Per-block importance
Block F1 ΔF1 vs baseline
0 0.000 +0.89 (critical)
1 0.011 +0.88 (critical)
2 0.000 +0.89 (critical)
3 0.783 +0.11
4 0.765 +0.13
5 0.599 +0.29 (important)
6 0.864 +0.03 (borderline)
7 0.152 +0.74 (critical)
8 0.430 +0.46
9 0.674 +0.22
10 0.743 +0.15
11 0.876 +0.02 (most prunable)
Baseline F1 = 0.8939 (1000-image calibration pool).
Cumulative pruning
K pruned F1
1 0.876 [block 11]
2 0.770 [11, 6]
3 0.000 [11, 6, 3]
4+ 0.000
Interpretation
Transformer blocks cascade information through residual updates. Unlike individual attention heads (which can be redundant within a single block), blocks build the representation incrementally; removing any middle or early block breaks the chain that produces the person-discriminative dims by the final layer. Block 11 is post-hoc refinement that the classifier can survive without. Everything else is load-bearing.
The takeaway for backbone compression: naive block skipping on a frozen pretrained ViT-B reaches a hard ceiling at one block. To get a shallower model, we need Stage 4 — train a new shallower student that learns a compact representation directly, rather than trying to strip layers from the existing one.
What this stage ships
block_ablation.py— the sweep scriptblock_importance.json— per-block F1 + L2 deviationblock_pruning_curve.json— cumulative F1 at K=1, 2, 3, …, 12
Compound with Stage 2
compound_stage2_stage3.py sweeps the Stage 2 head-pruning × Stage 3 block-pruning grid. Best points:
K_heads K_blocks F1 params saved
0 0 0.894 0 (baseline)
10 0 0.916 1.97M (Stage 2 peak, +0.022 F1)

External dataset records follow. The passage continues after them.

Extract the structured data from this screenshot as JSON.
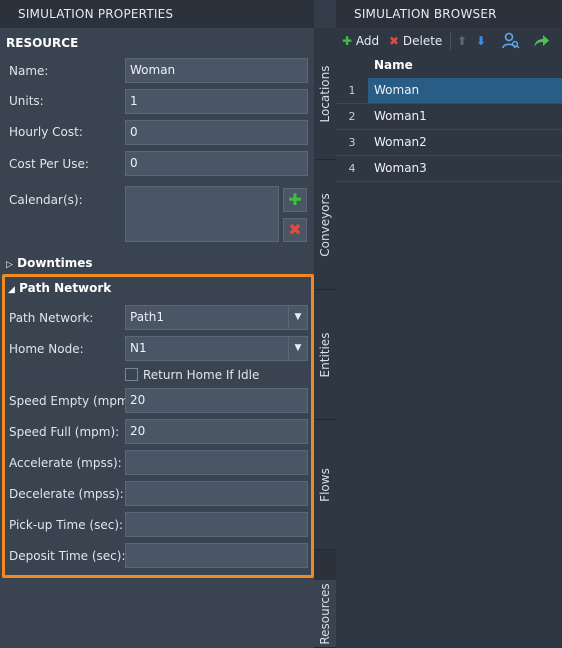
{
  "left_panel": {
    "title": "SIMULATION PROPERTIES",
    "resource_heading": "RESOURCE",
    "fields": {
      "name": {
        "label": "Name:",
        "value": "Woman"
      },
      "units": {
        "label": "Units:",
        "value": "1"
      },
      "hourly_cost": {
        "label": "Hourly Cost:",
        "value": "0"
      },
      "cost_per_use": {
        "label": "Cost Per Use:",
        "value": "0"
      },
      "calendars": {
        "label": "Calendar(s):",
        "value": ""
      }
    },
    "downtimes_heading": "Downtimes",
    "path_network_section": {
      "heading": "Path Network",
      "path_network": {
        "label": "Path Network:",
        "value": "Path1"
      },
      "home_node": {
        "label": "Home Node:",
        "value": "N1"
      },
      "return_home": {
        "label": "Return Home If Idle",
        "checked": false
      },
      "speed_empty": {
        "label": "Speed Empty (mpm):",
        "value": "20"
      },
      "speed_full": {
        "label": "Speed Full (mpm):",
        "value": "20"
      },
      "accelerate": {
        "label": "Accelerate (mpss):",
        "value": ""
      },
      "decelerate": {
        "label": "Decelerate (mpss):",
        "value": ""
      },
      "pickup_time": {
        "label": "Pick-up Time (sec):",
        "value": ""
      },
      "deposit_time": {
        "label": "Deposit Time (sec):",
        "value": ""
      }
    }
  },
  "vertical_tabs": [
    "Locations",
    "Conveyors",
    "Entities",
    "Flows",
    "Resources"
  ],
  "right_panel": {
    "title": "SIMULATION BROWSER",
    "toolbar": {
      "add_label": "Add",
      "delete_label": "Delete"
    },
    "column_header": "Name",
    "rows": [
      {
        "num": "1",
        "name": "Woman",
        "selected": true
      },
      {
        "num": "2",
        "name": "Woman1",
        "selected": false
      },
      {
        "num": "3",
        "name": "Woman2",
        "selected": false
      },
      {
        "num": "4",
        "name": "Woman3",
        "selected": false
      }
    ]
  },
  "colors": {
    "highlight": "#f08a1c",
    "add_green": "#3fbf3f",
    "delete_red": "#e24a3b",
    "arrow_blue": "#3f8fe0"
  }
}
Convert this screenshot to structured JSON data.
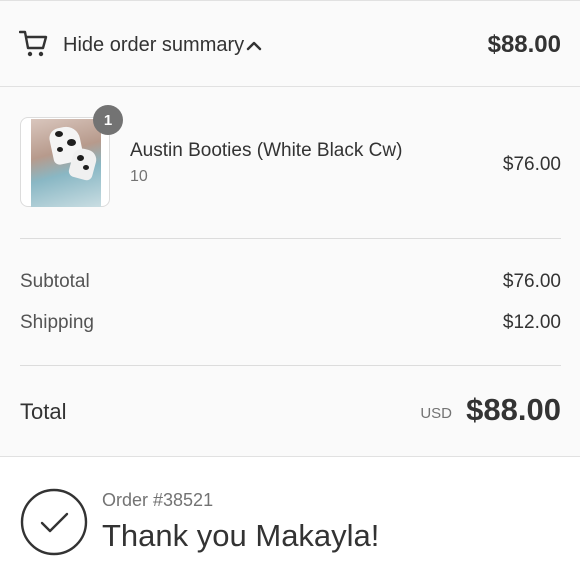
{
  "summary_toggle": {
    "label": "Hide order summary",
    "total": "$88.00",
    "icons": [
      "cart-icon",
      "chevron-up-icon"
    ]
  },
  "line_items": [
    {
      "name": "Austin Booties (White Black Cw)",
      "variant": "10",
      "quantity": "1",
      "price": "$76.00"
    }
  ],
  "costs": {
    "subtotal_label": "Subtotal",
    "subtotal_value": "$76.00",
    "shipping_label": "Shipping",
    "shipping_value": "$12.00"
  },
  "total": {
    "label": "Total",
    "currency": "USD",
    "value": "$88.00"
  },
  "confirmation": {
    "order_number": "Order #38521",
    "message": "Thank you Makayla!",
    "icon": "check-circle-icon"
  },
  "colors": {
    "panel_background": "#fafafa",
    "text": "#333333",
    "muted_text": "#737373",
    "badge": "#737373",
    "divider": "#dcdcdc"
  }
}
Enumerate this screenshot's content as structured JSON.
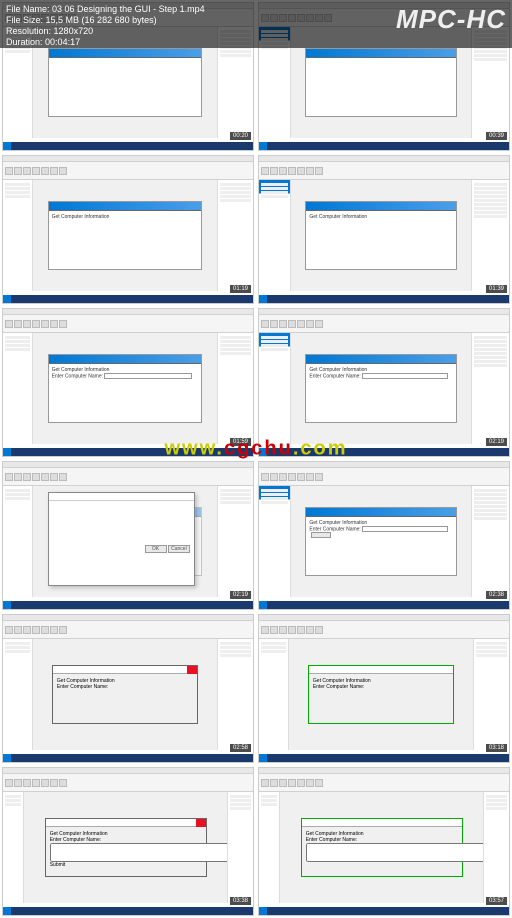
{
  "player": {
    "name": "MPC-HC",
    "file_name_label": "File Name:",
    "file_name": "03 06 Designing the GUI - Step 1.mp4",
    "file_size_label": "File Size:",
    "file_size": "15,5 MB (16 282 680 bytes)",
    "resolution_label": "Resolution:",
    "resolution": "1280x720",
    "duration_label": "Duration:",
    "duration": "00:04:17"
  },
  "watermark": "www.cgchu.com",
  "ide": {
    "form_title": "Get Computer Information",
    "label_text": "Enter Computer Name:",
    "button_text": "Submit",
    "run_title": "Get Computer Information",
    "dialog_ok": "OK",
    "dialog_cancel": "Cancel"
  },
  "thumbnails": [
    {
      "ts": "00:20",
      "kind": "design_empty"
    },
    {
      "ts": "00:39",
      "kind": "design_empty_sel"
    },
    {
      "ts": "01:19",
      "kind": "design_label"
    },
    {
      "ts": "01:39",
      "kind": "design_label_props"
    },
    {
      "ts": "01:59",
      "kind": "design_textbox"
    },
    {
      "ts": "02:19",
      "kind": "design_textbox"
    },
    {
      "ts": "02:19",
      "kind": "dialog"
    },
    {
      "ts": "02:38",
      "kind": "design_button"
    },
    {
      "ts": "02:58",
      "kind": "run"
    },
    {
      "ts": "03:18",
      "kind": "run"
    },
    {
      "ts": "03:38",
      "kind": "run_input"
    },
    {
      "ts": "03:57",
      "kind": "run_input"
    }
  ]
}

10 1 0.882 9.05M (stack block 11, -0.012 F1 from baseline)
5 1 0.880 8.06M (same tier, fewer heads pruned)
0 1 0.876 7.08M (Stage 3 alone)
15 2 0.243 17.11M (collapses — block 6 too important)

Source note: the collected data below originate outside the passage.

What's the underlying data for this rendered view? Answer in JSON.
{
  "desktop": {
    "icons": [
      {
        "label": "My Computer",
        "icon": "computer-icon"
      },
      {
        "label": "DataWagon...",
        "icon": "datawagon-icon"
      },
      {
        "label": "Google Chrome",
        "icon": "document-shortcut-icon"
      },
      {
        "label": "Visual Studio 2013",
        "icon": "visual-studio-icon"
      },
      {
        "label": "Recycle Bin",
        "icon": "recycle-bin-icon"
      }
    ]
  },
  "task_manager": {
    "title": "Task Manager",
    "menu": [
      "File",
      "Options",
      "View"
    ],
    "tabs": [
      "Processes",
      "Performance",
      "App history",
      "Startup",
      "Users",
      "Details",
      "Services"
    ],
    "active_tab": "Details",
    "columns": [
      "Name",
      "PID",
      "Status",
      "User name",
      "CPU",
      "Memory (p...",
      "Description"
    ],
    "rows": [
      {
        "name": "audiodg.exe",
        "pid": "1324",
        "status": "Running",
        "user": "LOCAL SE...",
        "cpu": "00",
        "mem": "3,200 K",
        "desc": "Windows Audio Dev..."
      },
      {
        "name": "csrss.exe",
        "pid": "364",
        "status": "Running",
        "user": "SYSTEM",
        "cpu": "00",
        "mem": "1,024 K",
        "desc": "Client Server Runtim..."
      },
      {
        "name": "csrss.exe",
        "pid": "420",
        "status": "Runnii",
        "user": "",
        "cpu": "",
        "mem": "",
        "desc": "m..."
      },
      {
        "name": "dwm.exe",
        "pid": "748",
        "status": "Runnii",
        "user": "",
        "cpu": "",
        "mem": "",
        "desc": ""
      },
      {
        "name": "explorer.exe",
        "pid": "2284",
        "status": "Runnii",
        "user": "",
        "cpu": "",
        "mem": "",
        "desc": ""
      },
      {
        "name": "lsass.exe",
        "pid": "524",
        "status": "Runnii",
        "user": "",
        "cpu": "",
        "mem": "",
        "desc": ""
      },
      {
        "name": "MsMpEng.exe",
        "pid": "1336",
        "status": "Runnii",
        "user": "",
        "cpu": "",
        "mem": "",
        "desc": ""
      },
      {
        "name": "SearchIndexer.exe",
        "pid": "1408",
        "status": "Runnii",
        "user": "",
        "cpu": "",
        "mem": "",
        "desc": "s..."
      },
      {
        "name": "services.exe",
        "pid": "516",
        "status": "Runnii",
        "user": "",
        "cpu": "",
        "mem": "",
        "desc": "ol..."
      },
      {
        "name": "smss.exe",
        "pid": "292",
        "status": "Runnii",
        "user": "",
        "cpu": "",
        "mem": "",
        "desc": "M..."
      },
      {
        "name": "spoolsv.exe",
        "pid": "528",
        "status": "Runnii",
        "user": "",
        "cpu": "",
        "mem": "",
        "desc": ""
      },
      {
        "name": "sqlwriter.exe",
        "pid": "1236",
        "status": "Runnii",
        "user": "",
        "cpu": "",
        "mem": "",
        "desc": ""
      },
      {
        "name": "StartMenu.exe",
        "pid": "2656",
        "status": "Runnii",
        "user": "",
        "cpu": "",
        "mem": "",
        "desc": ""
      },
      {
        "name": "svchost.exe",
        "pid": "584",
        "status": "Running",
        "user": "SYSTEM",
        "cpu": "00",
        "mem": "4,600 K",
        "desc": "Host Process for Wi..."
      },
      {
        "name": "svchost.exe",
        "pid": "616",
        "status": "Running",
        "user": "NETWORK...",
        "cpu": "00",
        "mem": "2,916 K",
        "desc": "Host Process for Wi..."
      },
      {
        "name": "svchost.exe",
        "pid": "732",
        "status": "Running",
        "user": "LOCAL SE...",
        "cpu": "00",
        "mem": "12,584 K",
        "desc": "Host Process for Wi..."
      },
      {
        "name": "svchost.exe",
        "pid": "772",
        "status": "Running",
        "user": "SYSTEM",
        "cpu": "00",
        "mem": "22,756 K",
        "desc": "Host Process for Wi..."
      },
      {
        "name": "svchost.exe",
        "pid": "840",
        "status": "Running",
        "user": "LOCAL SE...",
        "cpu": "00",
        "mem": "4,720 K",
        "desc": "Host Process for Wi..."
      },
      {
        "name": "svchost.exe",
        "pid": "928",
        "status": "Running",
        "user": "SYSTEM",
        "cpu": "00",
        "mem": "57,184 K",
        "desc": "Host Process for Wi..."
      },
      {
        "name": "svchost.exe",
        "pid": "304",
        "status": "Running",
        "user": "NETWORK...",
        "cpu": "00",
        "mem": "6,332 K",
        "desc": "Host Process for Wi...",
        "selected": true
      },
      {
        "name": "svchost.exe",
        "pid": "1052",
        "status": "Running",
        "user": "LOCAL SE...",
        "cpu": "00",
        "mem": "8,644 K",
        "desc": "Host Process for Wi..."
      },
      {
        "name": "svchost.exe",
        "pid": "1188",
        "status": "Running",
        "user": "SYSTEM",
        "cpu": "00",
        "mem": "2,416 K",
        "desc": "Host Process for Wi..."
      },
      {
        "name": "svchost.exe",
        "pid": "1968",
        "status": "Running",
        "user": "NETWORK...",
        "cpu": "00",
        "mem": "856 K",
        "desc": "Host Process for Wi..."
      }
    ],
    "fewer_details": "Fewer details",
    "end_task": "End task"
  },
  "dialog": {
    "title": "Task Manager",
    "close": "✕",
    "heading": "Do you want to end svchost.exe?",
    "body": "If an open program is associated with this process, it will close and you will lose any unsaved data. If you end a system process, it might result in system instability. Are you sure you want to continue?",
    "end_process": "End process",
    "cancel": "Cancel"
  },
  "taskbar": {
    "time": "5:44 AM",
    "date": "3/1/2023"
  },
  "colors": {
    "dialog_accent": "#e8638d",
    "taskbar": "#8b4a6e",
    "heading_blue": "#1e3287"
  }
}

Heads and blocks do compose but with a penalty. Removing the 10 prunable heads while also dropping block 11 gives a clean F1 ≈ 0.88 at 9M params saved, which is the best head+depth combined offer without training anything new. Beyond that, Stage 4 (specialist backbone) is needed for further compression.
Parameter accounting
Each block is ~7.08M params (1.77M qkv + 589K proj + 4.72M MLP + LN + LayerScale). At K=1, ~7.1M params are effectively zeroed (8.3% of the 85.6M backbone). At K=2 with a small F1 cost, ~14.2M (16.6%) — the 0.13 F1 drop makes this generally not worth it for a person detector where 0.87 is the current baseline. Further compression should come from Stages 2 + 4 + 5 combined, not depth alone.